我试图计算政治家在某些演讲中使用的收缩次数。我有很多演讲，但这里有一些网址作为样本：

every_link_test = ['http://www.millercenter.org/president/obama/speeches/speech-4427',
 'http://www.millercenter.org/president/obama/speeches/speech-4424',
 'http://www.millercenter.org/president/obama/speeches/speech-4453',
 'http://www.millercenter.org/president/obama/speeches/speech-4612',
 'http://www.millercenter.org/president/obama/speeches/speech-5502']

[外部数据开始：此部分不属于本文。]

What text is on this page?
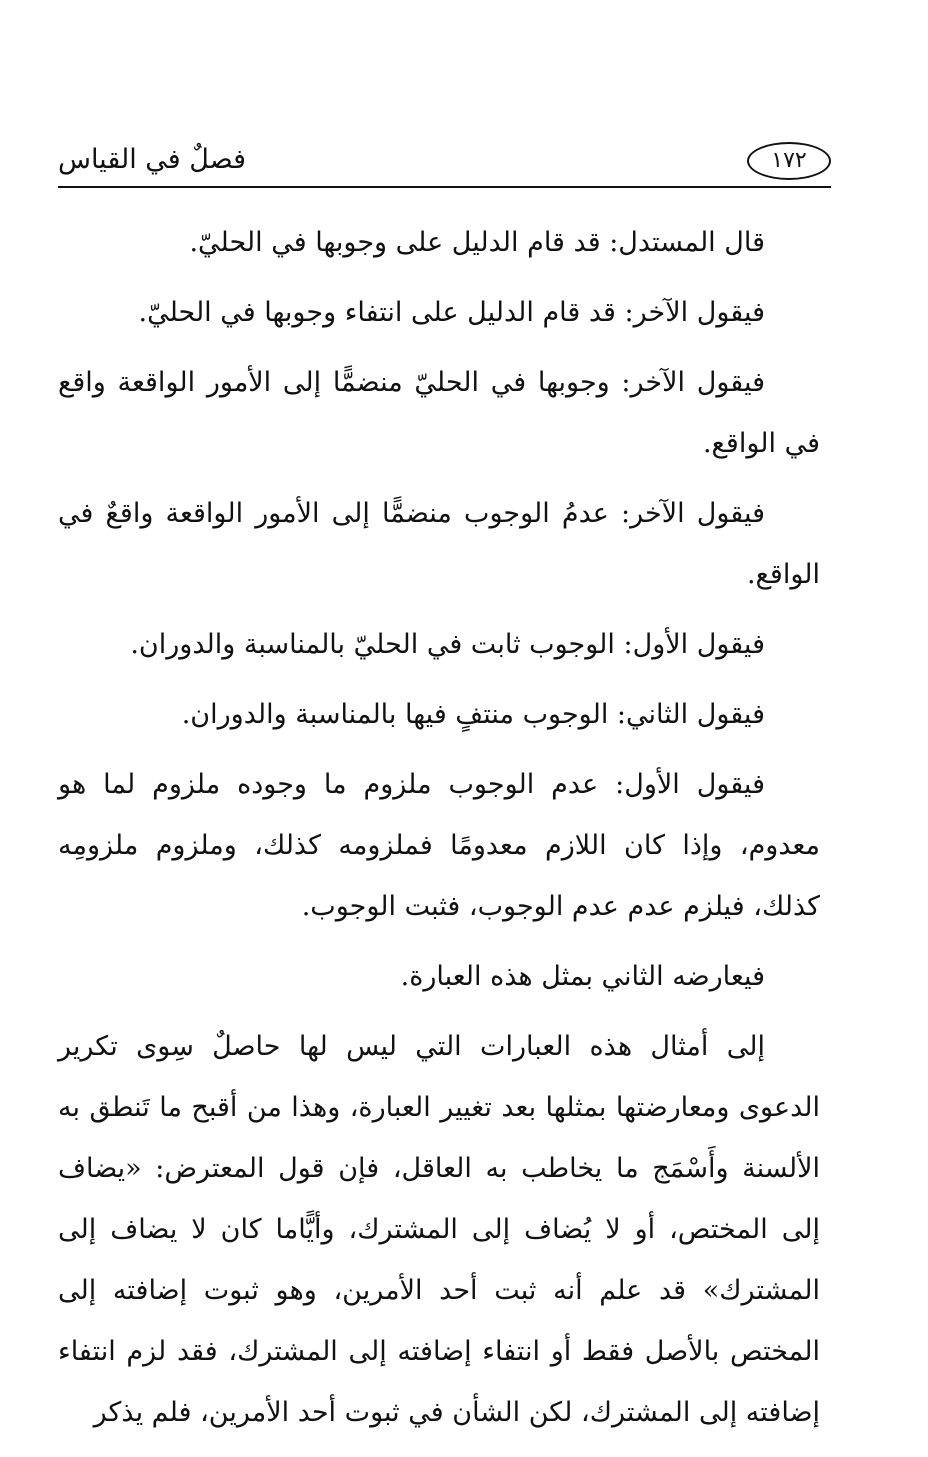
١٧٢
فصلٌ في القياس

قال المستدل: قد قام الدليل على وجوبها في الحليّ.

فيقول الآخر: قد قام الدليل على انتفاء وجوبها في الحليّ.

فيقول الآخر: وجوبها في الحليّ منضمًّا إلى الأمور الواقعة واقع في الواقع.

فيقول الآخر: عدمُ الوجوب منضمًّا إلى الأمور الواقعة واقعٌ في الواقع.

فيقول الأول: الوجوب ثابت في الحليّ بالمناسبة والدوران.

فيقول الثاني: الوجوب منتفٍ فيها بالمناسبة والدوران.

فيقول الأول: عدم الوجوب ملزوم ما وجوده ملزوم لما هو معدوم، وإذا كان اللازم معدومًا فملزومه كذلك، وملزوم ملزومِه كذلك، فيلزم عدم عدم الوجوب، فثبت الوجوب.

فيعارضه الثاني بمثل هذه العبارة.

إلى أمثال هذه العبارات التي ليس لها حاصلٌ سِوى تكرير الدعوى ومعارضتها بمثلها بعد تغيير العبارة، وهذا من أقبح ما تَنطق به الألسنة وأَسْمَج ما يخاطب به العاقل، فإن قول المعترض: «يضاف إلى المختص، أو لا يُضاف إلى المشترك، وأيًّاما كان لا يضاف إلى المشترك» قد علم أنه ثبت أحد الأمرين، وهو ثبوت إضافته إلى المختص بالأصل فقط أو انتفاء إضافته إلى المشترك، فقد لزم انتفاء إضافته إلى المشترك، لكن الشأن في ثبوت أحد الأمرين، فلم يذكر
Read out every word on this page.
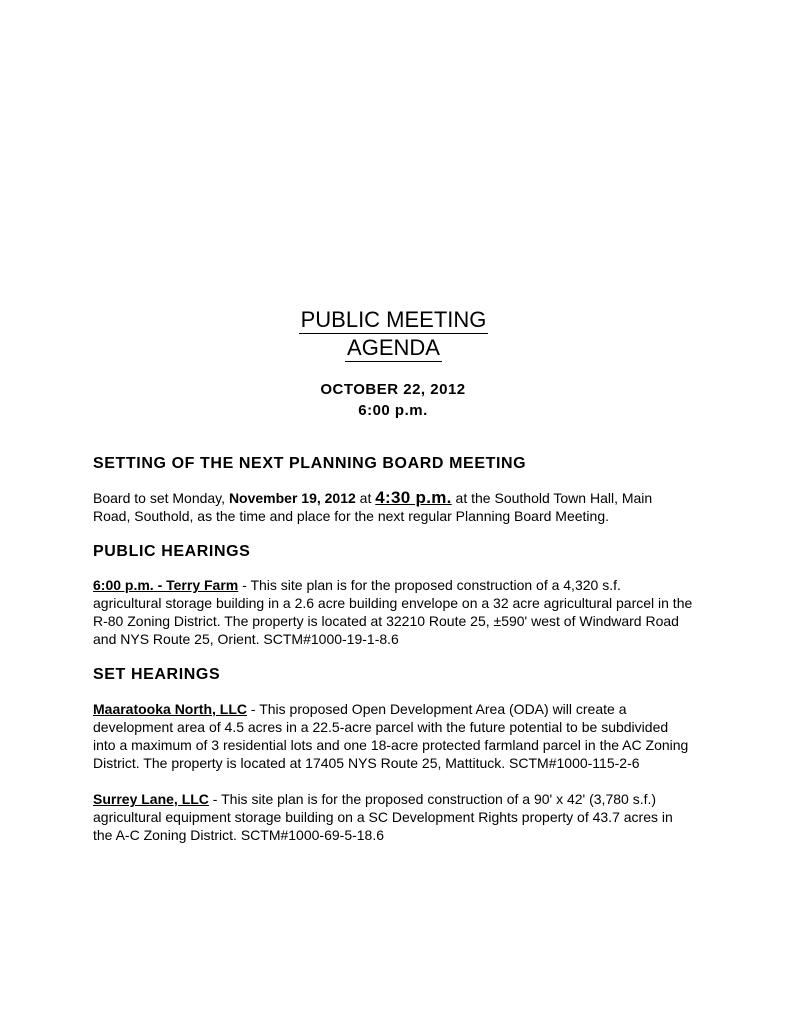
PUBLIC MEETING
AGENDA
OCTOBER 22, 2012
6:00 p.m.
SETTING OF THE NEXT PLANNING BOARD MEETING

Board to set Monday, November 19, 2012 at 4:30 p.m. at the Southold Town Hall, Main Road, Southold, as the time and place for the next regular Planning Board Meeting.

PUBLIC HEARINGS

6:00 p.m. - Terry Farm - This site plan is for the proposed construction of a 4,320 s.f. agricultural storage building in a 2.6 acre building envelope on a 32 acre agricultural parcel in the R-80 Zoning District. The property is located at 32210 Route 25, ±590' west of Windward Road and NYS Route 25, Orient. SCTM#1000-19-1-8.6

SET HEARINGS

Maaratooka North, LLC - This proposed Open Development Area (ODA) will create a development area of 4.5 acres in a 22.5-acre parcel with the future potential to be subdivided into a maximum of 3 residential lots and one 18-acre protected farmland parcel in the AC Zoning District. The property is located at 17405 NYS Route 25, Mattituck. SCTM#1000-115-2-6

Surrey Lane, LLC - This site plan is for the proposed construction of a 90' x 42' (3,780 s.f.) agricultural equipment storage building on a SC Development Rights property of 43.7 acres in the A-C Zoning District. SCTM#1000-69-5-18.6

我现在有一个非常粗略的计数器 - 它只计算所有这些链接中使用的总收缩数。例如，以下代码返回上面五个链接的79,101,101,182,224。但是，我想链接filename，我在下面创建的变量，所以我会有类似(speech_1, 79),(speech_2, 22),(speech_3,0),(speech_4,81),(speech_5,42)的内容。这样，我就可以跟踪每个单独演讲中使用的收缩次数。我的代码出现以下错误：AttributeError: 'tuple' object has no attribute 'split'

这是我的代码：

import urllib2,sys,os
from bs4 import BeautifulSoup,NavigableString
from string import punctuation as p
from multiprocessing import Pool
import re, nltk
import requests
reload(sys)

url = 'http://www.millercenter.org/president/speeches'
url2 = 'http://www.millercenter.org'

conn = urllib2.urlopen(url)
html = conn.read()

miller_center_soup = BeautifulSoup(html)
links = miller_center_soup.find_all('a')

linklist = [tag.get('href') for tag in links if tag.get('href') is not None]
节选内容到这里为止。